Give an example of a sequence of functions { $f_{n}$} $_n \in N$ such that:

c.) $f_{n}$ is continuous and not differentiable but the sequence converges pointwise to a differentiable function

d.) {| $f_{n}$|} $_{n \in N}$ converges pointwise but { $f_{n}$} $_{n \in N}$ does not
a) Take the constant sequence of a discontinuous function
b) Take the sequence f(x)=0 if x<0, f(x)=1/n otherwise
c) Do you mean nowhere differentiable or only at one (or more) point?
d) Take $(-1)^n$

3. ## Nowhere differentiable

That was all the problem said, so I take it that it should be nowhere differentiable.
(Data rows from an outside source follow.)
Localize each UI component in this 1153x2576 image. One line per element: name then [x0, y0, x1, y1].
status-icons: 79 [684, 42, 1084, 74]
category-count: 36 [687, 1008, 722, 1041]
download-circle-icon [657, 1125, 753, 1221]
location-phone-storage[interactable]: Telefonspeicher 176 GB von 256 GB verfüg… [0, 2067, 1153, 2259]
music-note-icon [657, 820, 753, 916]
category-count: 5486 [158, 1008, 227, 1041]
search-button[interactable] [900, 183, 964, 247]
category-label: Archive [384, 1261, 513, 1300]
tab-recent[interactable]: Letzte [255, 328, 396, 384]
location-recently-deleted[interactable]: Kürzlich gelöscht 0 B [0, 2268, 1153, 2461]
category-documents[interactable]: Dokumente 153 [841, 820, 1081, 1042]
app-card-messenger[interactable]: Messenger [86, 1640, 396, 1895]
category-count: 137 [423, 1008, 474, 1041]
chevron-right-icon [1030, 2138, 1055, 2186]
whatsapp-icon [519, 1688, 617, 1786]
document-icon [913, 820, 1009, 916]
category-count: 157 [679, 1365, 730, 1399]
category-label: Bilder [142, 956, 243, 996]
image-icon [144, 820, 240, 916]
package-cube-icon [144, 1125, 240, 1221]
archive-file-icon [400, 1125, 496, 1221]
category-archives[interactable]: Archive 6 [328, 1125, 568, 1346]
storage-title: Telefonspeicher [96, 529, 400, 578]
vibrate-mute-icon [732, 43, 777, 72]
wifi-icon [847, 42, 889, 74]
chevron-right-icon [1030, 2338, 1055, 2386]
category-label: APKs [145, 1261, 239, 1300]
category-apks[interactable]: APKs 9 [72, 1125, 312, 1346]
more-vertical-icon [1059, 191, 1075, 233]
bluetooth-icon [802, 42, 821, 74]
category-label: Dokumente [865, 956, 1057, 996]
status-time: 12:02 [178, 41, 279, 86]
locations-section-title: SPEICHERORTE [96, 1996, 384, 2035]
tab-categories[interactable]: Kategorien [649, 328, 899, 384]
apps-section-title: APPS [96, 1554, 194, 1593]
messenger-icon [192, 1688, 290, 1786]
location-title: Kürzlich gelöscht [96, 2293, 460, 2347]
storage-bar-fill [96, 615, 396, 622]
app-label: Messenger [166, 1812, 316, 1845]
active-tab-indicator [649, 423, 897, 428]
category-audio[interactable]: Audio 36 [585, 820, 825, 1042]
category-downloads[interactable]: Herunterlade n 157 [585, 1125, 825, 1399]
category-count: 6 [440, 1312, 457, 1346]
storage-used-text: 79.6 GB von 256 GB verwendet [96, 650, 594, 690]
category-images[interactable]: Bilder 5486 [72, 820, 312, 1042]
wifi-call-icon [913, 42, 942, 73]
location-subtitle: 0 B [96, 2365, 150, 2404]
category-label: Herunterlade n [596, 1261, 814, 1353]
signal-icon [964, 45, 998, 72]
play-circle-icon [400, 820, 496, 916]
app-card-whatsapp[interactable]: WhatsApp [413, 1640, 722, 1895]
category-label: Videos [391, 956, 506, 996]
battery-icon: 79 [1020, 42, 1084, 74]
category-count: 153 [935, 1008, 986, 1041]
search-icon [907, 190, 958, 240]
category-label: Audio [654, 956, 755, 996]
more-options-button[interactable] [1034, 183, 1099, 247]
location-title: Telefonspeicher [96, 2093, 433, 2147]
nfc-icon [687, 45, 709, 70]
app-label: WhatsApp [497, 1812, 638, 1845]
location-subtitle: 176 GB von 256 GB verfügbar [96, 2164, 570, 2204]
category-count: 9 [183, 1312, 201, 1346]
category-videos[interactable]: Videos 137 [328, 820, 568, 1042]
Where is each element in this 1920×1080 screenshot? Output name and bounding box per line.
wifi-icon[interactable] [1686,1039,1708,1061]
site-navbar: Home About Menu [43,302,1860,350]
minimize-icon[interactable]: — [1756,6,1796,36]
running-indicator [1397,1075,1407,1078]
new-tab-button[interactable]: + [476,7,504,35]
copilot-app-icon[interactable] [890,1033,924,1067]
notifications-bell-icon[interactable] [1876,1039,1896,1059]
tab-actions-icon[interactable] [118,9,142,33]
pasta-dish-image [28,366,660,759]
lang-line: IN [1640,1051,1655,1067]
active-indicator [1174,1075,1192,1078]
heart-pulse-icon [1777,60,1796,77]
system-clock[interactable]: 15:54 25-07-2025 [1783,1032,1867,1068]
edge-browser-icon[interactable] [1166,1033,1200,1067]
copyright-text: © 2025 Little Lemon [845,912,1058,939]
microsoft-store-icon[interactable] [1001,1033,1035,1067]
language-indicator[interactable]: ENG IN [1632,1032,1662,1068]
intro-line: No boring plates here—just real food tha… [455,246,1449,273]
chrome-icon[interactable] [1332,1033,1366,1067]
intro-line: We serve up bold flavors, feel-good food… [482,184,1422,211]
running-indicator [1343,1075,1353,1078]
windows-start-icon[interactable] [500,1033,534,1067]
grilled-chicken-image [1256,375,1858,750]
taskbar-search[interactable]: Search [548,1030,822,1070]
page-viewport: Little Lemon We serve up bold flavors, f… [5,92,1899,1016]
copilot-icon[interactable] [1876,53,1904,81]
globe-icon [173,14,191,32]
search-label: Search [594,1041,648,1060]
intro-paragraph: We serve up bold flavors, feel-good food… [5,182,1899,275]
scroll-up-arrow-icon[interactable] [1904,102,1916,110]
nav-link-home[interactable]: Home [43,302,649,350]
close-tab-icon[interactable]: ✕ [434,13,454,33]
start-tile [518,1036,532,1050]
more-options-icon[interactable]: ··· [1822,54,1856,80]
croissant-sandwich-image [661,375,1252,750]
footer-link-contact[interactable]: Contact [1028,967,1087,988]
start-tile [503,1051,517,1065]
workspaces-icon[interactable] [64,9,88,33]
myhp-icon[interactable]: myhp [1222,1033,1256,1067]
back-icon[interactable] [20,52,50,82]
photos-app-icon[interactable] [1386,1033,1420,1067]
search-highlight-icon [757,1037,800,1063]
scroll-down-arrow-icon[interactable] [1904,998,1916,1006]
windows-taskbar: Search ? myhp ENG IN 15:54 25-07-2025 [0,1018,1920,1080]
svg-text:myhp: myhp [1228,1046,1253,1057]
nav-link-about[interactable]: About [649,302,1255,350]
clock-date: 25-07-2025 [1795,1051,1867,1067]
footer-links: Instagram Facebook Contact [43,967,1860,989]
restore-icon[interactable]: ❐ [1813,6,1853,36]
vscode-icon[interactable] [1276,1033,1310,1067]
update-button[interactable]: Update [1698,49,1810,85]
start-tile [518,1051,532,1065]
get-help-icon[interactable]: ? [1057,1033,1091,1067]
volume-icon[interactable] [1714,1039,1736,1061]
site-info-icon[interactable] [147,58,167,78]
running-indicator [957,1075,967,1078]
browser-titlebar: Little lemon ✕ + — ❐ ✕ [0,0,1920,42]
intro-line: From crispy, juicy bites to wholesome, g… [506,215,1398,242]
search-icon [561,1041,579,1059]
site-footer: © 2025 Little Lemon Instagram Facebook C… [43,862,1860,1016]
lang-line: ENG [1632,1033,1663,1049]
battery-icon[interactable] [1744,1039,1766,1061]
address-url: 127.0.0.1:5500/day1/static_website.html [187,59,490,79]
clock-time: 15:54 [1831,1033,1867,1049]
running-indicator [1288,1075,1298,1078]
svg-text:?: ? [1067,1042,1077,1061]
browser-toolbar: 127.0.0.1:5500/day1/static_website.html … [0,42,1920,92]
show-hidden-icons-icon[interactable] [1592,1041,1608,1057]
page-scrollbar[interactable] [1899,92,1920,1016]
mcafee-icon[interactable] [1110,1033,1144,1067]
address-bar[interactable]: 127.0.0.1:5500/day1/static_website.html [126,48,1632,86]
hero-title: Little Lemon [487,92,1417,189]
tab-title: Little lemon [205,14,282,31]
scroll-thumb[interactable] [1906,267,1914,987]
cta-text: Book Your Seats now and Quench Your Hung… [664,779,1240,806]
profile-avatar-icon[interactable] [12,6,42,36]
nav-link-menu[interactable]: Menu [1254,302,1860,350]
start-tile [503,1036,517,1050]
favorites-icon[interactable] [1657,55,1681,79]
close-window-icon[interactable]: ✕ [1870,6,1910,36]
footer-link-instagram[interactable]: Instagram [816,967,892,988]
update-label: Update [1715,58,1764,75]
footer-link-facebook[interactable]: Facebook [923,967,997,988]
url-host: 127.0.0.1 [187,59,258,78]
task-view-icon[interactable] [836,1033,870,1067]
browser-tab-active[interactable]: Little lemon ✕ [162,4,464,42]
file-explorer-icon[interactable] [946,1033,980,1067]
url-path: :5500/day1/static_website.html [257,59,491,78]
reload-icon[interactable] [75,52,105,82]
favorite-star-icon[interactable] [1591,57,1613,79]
The only thing I can think of that is nowhere differentiable is:

g(x) = |x| on [-1,1]
h(x) = g(x) if x $\in$ [-1,1];
otherwise, h(x-2) if x > 0 or h(x+2) if x < 0

f(x) = $\sum (\frac{3}{4})^n$ h( $4^nx$) with n going from 0 to $\infty$

4. Originally Posted by thaopanda
That was all the problem said, so I take it that it should be nowhere differentiable. The only thing I can think of that is nowhere differentiable is:

g(x) = |x| on [-1,1]
h(x) = g(x) if x $\in$ [-1,1];
otherwise, h(x-2) if x > 0 or h(x+2) if x < 0

f(x) = $\sum (\frac{3}{4})^n$ h( $4^nx$) with n going from 0 to $\infty$
So maybe take $F_k(x)=\frac{f(x)}{k}$. It's a pretty stupid example, but it does converge to $0$. I believe the convergence is uniform, but I'm not sure.